The dispatch-overhead-share threshold

The PlanetScale post canonicalises a rule of thumb:

"JIT compilers are important for programming languages where their bytecode operations can be optimized into a very low level of abstraction (e.g. where an 'add' operator only has to perform a native x64 ADD). In these cases, the overhead of dispatching instructions becomes so dominant that replacing the VM's loop with a block of JITted code makes a significant performance difference. However, for SQL expressions, and even after our specialization pass, most of the operations remain extremely high level … The overhead of instruction dispatch, as measured in our benchmarks, is less than 20%."

Decision rule:

  • Dispatch share >30% of runtime → JIT is justified. The VM can never catch up to native code while dispatch dominates.
  • Dispatch share <20% → stay in the VM. JIT adds substantial engineering cost (code generation, relocation, invalidation, security surface, multi-arch) that won't be repaid.

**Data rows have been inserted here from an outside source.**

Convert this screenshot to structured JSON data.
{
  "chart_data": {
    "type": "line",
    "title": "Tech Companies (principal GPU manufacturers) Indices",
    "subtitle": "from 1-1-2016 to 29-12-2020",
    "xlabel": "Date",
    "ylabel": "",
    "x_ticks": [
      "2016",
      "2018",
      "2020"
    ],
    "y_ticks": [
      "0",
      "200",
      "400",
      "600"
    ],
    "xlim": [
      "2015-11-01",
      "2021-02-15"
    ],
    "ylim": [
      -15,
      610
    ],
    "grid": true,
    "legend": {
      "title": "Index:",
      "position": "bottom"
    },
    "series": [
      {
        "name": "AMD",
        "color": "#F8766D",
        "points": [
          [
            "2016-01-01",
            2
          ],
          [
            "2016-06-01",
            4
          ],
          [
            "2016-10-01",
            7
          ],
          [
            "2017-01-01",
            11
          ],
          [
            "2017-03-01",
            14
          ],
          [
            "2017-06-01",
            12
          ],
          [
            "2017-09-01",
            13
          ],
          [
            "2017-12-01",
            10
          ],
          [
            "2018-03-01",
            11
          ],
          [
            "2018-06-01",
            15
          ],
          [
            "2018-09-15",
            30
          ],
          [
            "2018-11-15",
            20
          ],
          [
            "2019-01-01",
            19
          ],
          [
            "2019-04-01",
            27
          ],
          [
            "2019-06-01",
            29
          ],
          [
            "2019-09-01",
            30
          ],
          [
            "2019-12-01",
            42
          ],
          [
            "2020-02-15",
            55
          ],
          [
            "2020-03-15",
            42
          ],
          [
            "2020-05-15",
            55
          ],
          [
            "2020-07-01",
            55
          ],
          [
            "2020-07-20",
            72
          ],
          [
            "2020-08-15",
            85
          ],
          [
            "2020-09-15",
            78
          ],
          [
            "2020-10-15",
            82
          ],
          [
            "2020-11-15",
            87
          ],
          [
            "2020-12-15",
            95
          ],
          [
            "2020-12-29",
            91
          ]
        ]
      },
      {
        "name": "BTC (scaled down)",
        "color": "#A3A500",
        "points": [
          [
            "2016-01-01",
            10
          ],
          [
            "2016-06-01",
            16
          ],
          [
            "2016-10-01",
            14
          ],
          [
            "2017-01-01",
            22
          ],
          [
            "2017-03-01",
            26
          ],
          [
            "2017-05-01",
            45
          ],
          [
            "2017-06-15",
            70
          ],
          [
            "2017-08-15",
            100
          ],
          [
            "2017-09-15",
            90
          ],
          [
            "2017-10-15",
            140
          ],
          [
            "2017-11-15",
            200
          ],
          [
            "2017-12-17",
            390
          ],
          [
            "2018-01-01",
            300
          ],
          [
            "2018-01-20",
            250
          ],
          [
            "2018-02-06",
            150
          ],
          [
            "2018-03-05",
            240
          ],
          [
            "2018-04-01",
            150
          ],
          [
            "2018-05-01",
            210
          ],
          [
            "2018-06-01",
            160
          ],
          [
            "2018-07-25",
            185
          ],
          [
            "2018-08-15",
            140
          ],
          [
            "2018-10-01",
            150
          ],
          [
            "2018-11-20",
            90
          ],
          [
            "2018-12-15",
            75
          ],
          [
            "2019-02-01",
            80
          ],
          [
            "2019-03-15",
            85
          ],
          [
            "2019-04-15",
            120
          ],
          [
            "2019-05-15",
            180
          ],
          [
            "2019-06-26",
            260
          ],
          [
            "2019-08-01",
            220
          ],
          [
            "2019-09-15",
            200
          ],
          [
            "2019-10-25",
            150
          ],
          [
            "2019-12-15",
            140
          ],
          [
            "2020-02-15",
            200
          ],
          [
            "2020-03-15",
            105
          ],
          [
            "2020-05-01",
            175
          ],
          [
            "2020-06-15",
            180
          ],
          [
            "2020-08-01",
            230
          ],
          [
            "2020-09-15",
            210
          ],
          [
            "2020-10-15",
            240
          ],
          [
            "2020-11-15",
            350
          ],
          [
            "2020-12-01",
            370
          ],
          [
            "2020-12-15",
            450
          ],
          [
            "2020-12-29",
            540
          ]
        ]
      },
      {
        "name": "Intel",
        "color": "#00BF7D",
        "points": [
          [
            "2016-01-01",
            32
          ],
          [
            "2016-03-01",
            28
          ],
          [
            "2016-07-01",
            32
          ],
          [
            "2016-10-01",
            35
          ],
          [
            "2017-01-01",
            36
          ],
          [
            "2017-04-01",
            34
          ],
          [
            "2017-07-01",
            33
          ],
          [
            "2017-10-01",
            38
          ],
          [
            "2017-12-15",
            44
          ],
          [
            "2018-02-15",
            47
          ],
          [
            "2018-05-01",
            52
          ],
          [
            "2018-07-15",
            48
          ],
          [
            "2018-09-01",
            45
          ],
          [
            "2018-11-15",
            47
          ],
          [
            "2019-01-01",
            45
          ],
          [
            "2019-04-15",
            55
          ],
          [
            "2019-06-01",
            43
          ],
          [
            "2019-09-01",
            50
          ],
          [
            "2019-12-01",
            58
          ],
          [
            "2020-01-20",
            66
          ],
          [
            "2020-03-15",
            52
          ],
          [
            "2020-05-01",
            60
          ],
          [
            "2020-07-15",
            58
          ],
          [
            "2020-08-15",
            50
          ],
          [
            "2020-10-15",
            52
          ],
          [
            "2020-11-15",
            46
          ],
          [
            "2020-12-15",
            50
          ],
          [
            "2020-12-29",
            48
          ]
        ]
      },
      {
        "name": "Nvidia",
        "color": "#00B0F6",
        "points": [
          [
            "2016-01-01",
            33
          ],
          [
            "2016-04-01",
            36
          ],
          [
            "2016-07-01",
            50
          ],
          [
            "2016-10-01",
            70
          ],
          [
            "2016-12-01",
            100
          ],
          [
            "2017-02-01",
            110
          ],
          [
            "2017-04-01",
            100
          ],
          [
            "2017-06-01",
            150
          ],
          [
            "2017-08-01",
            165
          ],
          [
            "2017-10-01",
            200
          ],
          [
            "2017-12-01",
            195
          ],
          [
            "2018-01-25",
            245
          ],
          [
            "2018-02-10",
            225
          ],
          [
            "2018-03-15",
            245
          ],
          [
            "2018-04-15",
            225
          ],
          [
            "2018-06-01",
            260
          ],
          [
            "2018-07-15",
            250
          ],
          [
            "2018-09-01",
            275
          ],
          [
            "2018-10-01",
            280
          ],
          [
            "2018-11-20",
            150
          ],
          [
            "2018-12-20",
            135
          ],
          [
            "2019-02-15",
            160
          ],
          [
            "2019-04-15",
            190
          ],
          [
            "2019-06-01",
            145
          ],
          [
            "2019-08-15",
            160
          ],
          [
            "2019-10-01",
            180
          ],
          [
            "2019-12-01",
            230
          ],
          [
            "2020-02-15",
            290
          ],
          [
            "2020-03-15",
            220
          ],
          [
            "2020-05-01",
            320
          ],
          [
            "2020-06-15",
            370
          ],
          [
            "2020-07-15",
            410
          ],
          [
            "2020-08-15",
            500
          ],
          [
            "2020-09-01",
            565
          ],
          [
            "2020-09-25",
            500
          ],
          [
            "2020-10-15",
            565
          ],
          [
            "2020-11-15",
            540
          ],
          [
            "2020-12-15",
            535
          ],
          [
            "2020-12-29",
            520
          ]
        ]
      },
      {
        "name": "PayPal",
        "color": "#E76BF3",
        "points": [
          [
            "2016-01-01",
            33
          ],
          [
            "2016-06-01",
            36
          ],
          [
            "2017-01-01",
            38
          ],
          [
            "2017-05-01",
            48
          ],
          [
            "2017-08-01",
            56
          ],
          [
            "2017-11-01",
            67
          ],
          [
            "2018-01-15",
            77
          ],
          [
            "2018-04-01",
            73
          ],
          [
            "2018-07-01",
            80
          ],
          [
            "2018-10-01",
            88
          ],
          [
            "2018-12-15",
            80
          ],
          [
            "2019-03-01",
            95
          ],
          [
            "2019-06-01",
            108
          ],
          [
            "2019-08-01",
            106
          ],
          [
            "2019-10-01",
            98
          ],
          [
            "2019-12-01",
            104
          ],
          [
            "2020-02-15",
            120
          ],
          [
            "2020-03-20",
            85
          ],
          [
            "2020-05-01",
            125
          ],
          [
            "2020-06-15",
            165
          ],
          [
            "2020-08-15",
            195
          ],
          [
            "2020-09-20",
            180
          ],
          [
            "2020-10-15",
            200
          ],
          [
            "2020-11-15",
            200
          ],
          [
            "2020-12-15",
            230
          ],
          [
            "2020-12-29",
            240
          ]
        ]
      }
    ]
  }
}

How to measure dispatch cost

  • Build an alternate implementation of a hot opcode that does no work (returns immediately) and measure the slowdown vs a no-op VM loop — that's dispatch cost.
  • Use perf stat counters (branches, branch-misses, iTLB-load-misses) to characterise how well the dispatch loop plays with the CPU frontend.
  • Compare median bytecode instruction size (in native instructions the interpreter issues per opcode) against the opcode body size.

Consequences on language design

  • Coarser opcodes amortise dispatch cost. If an opcode does substantial work (e.g. "match a JSON path", "format a decimal"), dispatch is a small tax. If an opcode does trivial work (e.g. "add two 32-bit ints"), dispatch dominates and JIT becomes the only way forward.
  • Stack VMs vs register VMs. Register VMs typically have fewer opcodes per program (2x–5x reduction) because each opcode can reach into operand memory directly, amortising dispatch. Most modern JIT-targeting VMs (Dalvik, LuaJIT) are register-based for this reason.